Description
When I index a np.memmap instance with a slice, the slice instance ends up with a too high refcount and will never be collected (numpy 1.13.3, Python 2.7.12, Ubuntu 16.04).
Demonstration (using pympler for collecting all live objects, pip install pympler
, and assuming /etc/fstab
is readable, any file will do):
import sys
import numpy as np
from collections import deque
from pympler import muppy
print(sys.version)
print(np.__version__)
print('Before: %d live slices' %
(len([o for o in muppy.get_objects() if isinstance(o, slice)])))
x = np.empty(100)
deque((x[:3] for _ in range(1000)), maxlen=0)

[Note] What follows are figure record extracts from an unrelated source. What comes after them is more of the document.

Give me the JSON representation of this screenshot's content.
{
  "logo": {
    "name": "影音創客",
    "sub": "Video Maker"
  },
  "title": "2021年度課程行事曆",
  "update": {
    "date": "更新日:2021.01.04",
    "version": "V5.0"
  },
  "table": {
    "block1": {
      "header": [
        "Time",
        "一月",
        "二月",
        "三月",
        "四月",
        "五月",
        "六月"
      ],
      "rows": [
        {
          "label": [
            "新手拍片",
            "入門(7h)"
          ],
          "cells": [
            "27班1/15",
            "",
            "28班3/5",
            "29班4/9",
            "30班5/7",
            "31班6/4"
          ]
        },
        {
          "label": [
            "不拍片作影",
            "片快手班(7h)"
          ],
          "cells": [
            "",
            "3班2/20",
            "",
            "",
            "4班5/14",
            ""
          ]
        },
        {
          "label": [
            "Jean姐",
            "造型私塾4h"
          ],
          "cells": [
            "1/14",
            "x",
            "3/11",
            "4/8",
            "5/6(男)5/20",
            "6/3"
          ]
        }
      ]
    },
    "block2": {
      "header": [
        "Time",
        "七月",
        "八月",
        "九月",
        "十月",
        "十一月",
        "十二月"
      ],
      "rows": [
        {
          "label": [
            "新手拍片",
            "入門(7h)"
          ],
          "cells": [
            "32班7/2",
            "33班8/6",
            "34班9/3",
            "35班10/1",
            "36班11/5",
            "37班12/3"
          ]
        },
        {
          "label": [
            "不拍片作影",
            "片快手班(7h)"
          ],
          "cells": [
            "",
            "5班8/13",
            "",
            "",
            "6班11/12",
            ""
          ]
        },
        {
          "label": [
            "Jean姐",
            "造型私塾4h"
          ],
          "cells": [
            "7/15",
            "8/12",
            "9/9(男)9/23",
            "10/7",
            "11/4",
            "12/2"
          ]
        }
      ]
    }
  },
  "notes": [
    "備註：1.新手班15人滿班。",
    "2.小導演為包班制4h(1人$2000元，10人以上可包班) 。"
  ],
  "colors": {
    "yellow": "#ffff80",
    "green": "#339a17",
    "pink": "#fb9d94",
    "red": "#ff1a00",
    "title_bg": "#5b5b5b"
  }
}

print('1000 times __getitem__(slice) on ndarray: %d live slices' %
(len([o for o in muppy.get_objects() if isinstance(o, slice)])))
x = np.memmap('/etc/fstab', dtype=np.int8, mode='r')
deque((x[:5] for _ in range(1000)), maxlen=0)
print('1000 times __getitem__(slice) on memmap: %d live slices' %
(len([o for o in muppy.get_objects() if isinstance(o, slice)])))
deque((x[:7,] for _ in range(1000)), maxlen=0)
print('1000 times __getitem__(tuple) on memmap: %d live slices' %
(len([o for o in muppy.get_objects() if isinstance(o, slice)])))
print('some of these slices:')
print([o for o in muppy.get_objects() if isinstance(o, slice)][-3:])
Output:
[GCC 5.4.0 20160609]
1.13.3
Before: 4 live slices
1000 times __getitem__(slice) on ndarray: 4 live slices
1000 times __getitem__(slice) on memmap: 1004 live slices
1000 times __getitem__(tuple) on memmap: 1004 live slices
some of these slices:
[slice(0, 5, None), slice(0, 5, None), slice(0, 5, None)]
So x[:5]
for an np.memmap
leaks a slice(0, 5, None)
, while x[:7,]
does not leak the slice. We can also further inspect the refcount and references:
>>> s = [o for o in muppy.get_objects() if isinstance(o, slice)][-1]
>>> import gc
>>> sys.getrefcount(s)
4
>>> len(gc.get_referrers(s))
2
My colleague @superbock stumbled into this before and said it went away in Python 3; I haven't tested this yet. He also found the workaround of adding a comma (x[:7,]
instead of x[:7]
) to use a different code path.
Note that this leak can become a major problem: I'm using memmaps in my iteration code for training neural networks, and the leak ate up all available memory within 6 hours and had my process killed.